Systematic errors

Since neither the physical base model nor the surrogate happens to perfectly represent the physics of the transient, the likelihood function in fiesta uses a systematic uncertainty \(\sigma_{\rm sys}\).

\[\mathcal{L}(\vec{\theta}|d) = - \frac{1}{2} \sum_{t_j} \biggl( \frac{(m(t_j) - m^{\star}(t_j, \vec{\!\theta}\,))^2}{\sigma(t_j)^2 + \sigma_{\text{sys}}^2} + \ln(2\pi (\sigma(t_j)^2 + \sigma_{\text{sys}}^2)) \biggr)\]

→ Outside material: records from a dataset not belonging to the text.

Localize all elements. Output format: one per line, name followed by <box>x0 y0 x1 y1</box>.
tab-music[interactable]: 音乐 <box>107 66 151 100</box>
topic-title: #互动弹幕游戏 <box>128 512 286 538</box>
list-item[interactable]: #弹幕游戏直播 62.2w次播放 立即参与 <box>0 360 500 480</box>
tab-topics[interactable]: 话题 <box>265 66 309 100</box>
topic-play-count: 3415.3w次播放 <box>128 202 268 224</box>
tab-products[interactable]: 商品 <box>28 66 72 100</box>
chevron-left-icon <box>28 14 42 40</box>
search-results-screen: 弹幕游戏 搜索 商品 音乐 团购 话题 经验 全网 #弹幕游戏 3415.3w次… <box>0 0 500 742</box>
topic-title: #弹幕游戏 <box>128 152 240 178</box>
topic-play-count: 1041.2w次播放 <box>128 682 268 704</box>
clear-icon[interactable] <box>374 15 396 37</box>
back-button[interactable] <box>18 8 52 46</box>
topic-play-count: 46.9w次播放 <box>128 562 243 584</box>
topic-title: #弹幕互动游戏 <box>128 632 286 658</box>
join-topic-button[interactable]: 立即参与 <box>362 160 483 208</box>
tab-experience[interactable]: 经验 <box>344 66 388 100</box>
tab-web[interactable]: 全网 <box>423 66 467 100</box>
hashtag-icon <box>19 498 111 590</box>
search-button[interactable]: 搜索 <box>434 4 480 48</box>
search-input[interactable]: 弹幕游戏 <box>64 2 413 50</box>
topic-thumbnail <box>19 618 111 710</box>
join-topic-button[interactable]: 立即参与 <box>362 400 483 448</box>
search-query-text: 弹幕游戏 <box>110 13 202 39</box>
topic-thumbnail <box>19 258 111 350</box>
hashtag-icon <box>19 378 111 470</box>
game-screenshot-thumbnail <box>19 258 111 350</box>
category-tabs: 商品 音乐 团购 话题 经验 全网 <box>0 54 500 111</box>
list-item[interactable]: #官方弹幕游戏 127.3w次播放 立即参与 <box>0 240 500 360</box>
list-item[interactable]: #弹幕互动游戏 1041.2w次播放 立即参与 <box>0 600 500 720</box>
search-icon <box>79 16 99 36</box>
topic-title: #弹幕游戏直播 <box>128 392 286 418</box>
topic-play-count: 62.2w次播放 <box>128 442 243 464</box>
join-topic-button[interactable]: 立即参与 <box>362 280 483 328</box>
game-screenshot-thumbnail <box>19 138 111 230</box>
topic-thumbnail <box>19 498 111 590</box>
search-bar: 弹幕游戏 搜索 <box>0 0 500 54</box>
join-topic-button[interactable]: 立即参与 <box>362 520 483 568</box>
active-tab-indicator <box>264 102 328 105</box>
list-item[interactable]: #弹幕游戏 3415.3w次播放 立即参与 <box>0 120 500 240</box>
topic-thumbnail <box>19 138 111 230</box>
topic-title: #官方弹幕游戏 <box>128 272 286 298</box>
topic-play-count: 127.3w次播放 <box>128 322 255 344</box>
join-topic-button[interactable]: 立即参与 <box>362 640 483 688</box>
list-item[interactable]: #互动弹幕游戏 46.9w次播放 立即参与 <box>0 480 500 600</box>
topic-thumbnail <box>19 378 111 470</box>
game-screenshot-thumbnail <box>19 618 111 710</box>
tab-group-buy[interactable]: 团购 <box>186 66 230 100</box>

In fiesta, this is controlled through the EMLikelihood class. There are three ways \(\sigma_{\rm sys}\) can be set up (see below). Which one of these modes is chosen depends on which _setup_sys_uncertainty_* method is called on the EMLikelihood instance. Upon initialization, the likelihood instance is in the “fixed” systematic uncertainty mode. When doing inference, this is determined automatically depending on whether a systamics .yaml file is provided and whether the prior includes the sys_err variable. The three modes are:

Fixed

In this case, \(\sigma_{\rm sys}\) is just a constant determined through the error_budget keyword when initializing the likelihood function (defaults to 0.3 mag). In the inference this happens, when neither a systematics file is provided in the Fiesta sampler instance and the prior does not contain a sys_err parameter.

Free

In this case, \(\sigma_{\rm sys}\) is the same across all filters and times, but is sampled freely from a prior. This prior needs to be specified as sys_err in the prior. When initializing a Fiesta sampler with such a prior, the likelihood function is updated accordingly, hence its value for error_budget will be overwritten.

Time-dependent

In this case, the systematic uncertainty is sampled freely, is time-depdendent, and can also vary between filters. For this to happen, the Fiesta sampler needs to be initialized with the argument systematics_file, where systematics_file points to a .yaml file that will determine the specific setup. This .yaml config should provide time_nodes, i.e. the number of time nodes for which the systematic uncertainties are sampled. It should also specify a fiesta.inference.prior type and its parameters, except for the naming. For instance, to introduce four sampling parameters that represent the systematic uncertainty for all filters collectively, using four time nodes linearly spaced between 0.3 and 26 days, one could set up:

collective:
    time_nodes: 4
    time_range: linear 0.3 26
    prior: Uniform
    params:
           xmin: 0.3
           xmax: 1.0

Alternatively, if each filter should have their own systematic uncertainty parameters, the following works (here we omit the time_range argument, which causes the nodes to be spaced linearly between EMLikelihood.tmin and EMLikelihood.tmax):

individual:
    time_nodes: 4
    prior: Uniform
    params:
           xmin: 0.3
           xmax: 1.0

We can also group several filters together:

group1:
    filters:
        - "X-ray-5keV"
        - "X-ray-1keV"
    time_nodes: 4
    time_range: linear 0.1 10
    prior: Uniform
    params:
           xmin: 0.3
           xmax: 2

group2:
    filters:
        - "radio-3GHz"
        - "radio-6GHz"
    time_nodes: 2
    time_range: log 0.3 1000
    prior: LogUniform
    params:
           xmin: 0.3
           xmax: 1.0

remaining:
    time_nodes: 4
    prior: Uniform
    params:
           xmin: 0.3
           xmax: 1.0

This would mean the X-ray filters share their 4 systematic uncertainty parameters spaced linearly between 0.1 and 10 days, the radio filters are sampled with two separate systematic uncertainty filters spaced geometrically between 0.3 and 1000 days, and all remaining filters are sampled with a different set of four systematic uncertainty parameters that are linearly spaced between between EMLikelihood.tmin and EMLikelihood.tmax. If the data does not contain any remaining filters except X-ray-5keV, X-ray-1keV, radio-3GHz, radio-6GHz, then remaining is ignored.